While the sheriff had a brief discussion with the undertaker, Ame’ha’e and Hale joined a group of mourners doing their best to console a straight-backed old woman. Hale offered his condolences and accepted her recognition in return. Then the undertaker graciously led them to the back porch where a wagon draped with black bunting awaited the body. The undertaker opened the casket and bowed himself out.
The man inside was merely dead to Ame’ha’e’s eyes, with the shrunken appearance all dead things get with nothing of life to fill them. His face was round like his son’s, though spotted with age. Hale stared down at the corpse as if trying to penetrate some elaborate disguise, his dark eyes glistering with old... what? Hate, respect, or regret? Some combination of the three?
As soon as the last onlooker departed, Hale reached for the corpse’s face. He pulled the dead-man’s lips back as far as the undertaker’s stitching would allow and jammed a bullet into his mouth between his teeth.

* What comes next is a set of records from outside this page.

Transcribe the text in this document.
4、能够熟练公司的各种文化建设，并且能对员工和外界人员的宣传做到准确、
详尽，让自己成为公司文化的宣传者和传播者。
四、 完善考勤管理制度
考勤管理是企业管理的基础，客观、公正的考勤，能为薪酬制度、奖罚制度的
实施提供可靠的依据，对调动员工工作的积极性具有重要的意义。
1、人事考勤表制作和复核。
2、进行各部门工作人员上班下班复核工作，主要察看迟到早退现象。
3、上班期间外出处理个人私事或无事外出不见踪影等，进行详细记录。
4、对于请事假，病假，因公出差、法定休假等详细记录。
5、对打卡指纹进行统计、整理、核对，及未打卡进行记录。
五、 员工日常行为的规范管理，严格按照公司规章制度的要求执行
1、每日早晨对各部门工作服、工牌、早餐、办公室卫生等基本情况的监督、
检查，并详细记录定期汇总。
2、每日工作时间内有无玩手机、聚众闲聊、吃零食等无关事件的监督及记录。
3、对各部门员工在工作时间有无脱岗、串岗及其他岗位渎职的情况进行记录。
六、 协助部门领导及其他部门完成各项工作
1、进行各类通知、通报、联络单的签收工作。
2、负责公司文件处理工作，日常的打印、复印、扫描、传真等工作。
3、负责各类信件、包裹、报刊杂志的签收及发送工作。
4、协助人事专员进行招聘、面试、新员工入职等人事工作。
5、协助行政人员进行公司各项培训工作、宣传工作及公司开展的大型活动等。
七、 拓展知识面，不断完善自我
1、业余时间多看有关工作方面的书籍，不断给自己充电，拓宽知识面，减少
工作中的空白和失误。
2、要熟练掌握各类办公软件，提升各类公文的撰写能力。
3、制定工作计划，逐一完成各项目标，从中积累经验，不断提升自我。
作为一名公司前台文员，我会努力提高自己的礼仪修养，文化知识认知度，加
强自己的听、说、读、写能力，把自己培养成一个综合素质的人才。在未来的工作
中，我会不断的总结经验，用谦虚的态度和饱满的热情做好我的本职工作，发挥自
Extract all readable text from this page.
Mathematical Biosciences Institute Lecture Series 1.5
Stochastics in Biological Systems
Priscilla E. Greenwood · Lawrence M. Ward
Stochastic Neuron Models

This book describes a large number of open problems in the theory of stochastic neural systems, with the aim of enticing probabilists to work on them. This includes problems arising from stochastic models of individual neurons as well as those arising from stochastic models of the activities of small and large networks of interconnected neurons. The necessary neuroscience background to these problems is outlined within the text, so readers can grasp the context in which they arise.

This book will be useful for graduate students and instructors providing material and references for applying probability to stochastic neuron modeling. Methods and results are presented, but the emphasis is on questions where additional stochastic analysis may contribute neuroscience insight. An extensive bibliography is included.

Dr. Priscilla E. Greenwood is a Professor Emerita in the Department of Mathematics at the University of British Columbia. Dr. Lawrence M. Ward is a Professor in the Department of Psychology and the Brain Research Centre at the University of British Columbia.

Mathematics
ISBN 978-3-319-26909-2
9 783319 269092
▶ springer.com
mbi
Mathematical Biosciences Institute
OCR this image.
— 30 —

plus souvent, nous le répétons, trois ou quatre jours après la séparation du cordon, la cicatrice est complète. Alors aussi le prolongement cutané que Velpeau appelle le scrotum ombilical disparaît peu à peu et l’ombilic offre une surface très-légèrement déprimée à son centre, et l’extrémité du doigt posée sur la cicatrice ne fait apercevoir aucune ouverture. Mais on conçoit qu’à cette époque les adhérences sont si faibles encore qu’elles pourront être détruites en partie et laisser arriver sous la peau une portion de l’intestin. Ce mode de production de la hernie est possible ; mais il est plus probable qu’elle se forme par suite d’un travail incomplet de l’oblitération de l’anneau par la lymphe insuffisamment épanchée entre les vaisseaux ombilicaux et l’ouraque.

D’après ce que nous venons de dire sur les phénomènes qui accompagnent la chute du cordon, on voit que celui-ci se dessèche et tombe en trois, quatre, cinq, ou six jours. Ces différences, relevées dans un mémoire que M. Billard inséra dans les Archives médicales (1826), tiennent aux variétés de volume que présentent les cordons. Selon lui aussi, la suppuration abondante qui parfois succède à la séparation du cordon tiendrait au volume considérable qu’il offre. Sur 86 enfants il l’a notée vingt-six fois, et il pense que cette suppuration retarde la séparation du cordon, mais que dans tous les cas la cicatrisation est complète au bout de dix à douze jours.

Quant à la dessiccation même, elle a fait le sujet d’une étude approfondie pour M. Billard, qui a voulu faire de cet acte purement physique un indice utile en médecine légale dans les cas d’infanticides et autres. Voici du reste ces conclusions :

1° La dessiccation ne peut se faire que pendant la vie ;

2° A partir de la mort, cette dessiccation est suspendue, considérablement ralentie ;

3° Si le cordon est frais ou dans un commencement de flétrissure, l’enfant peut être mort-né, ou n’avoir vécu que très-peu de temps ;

Then he smoothed the mouth shut again, straightened his spine, and said, “You always were a clever bastard. You tricked me into doing the right thing. You fooled me into realizing I’d been betrayed. You conned me into confronting Justin, and you made Justin realize that he’d done wrong and repent at the last. You made amends with the Arapaho. You kept the peace, and you kept me away for fifteen years so Jake could have his town free and clear. Well, my hat’s off to you George, but you can’t say I didn’t keep my oath. I made a solemn vow before God, whose name you knew I would never take in vain: I have seen your wife and children cry, and I made you eat a bullet.”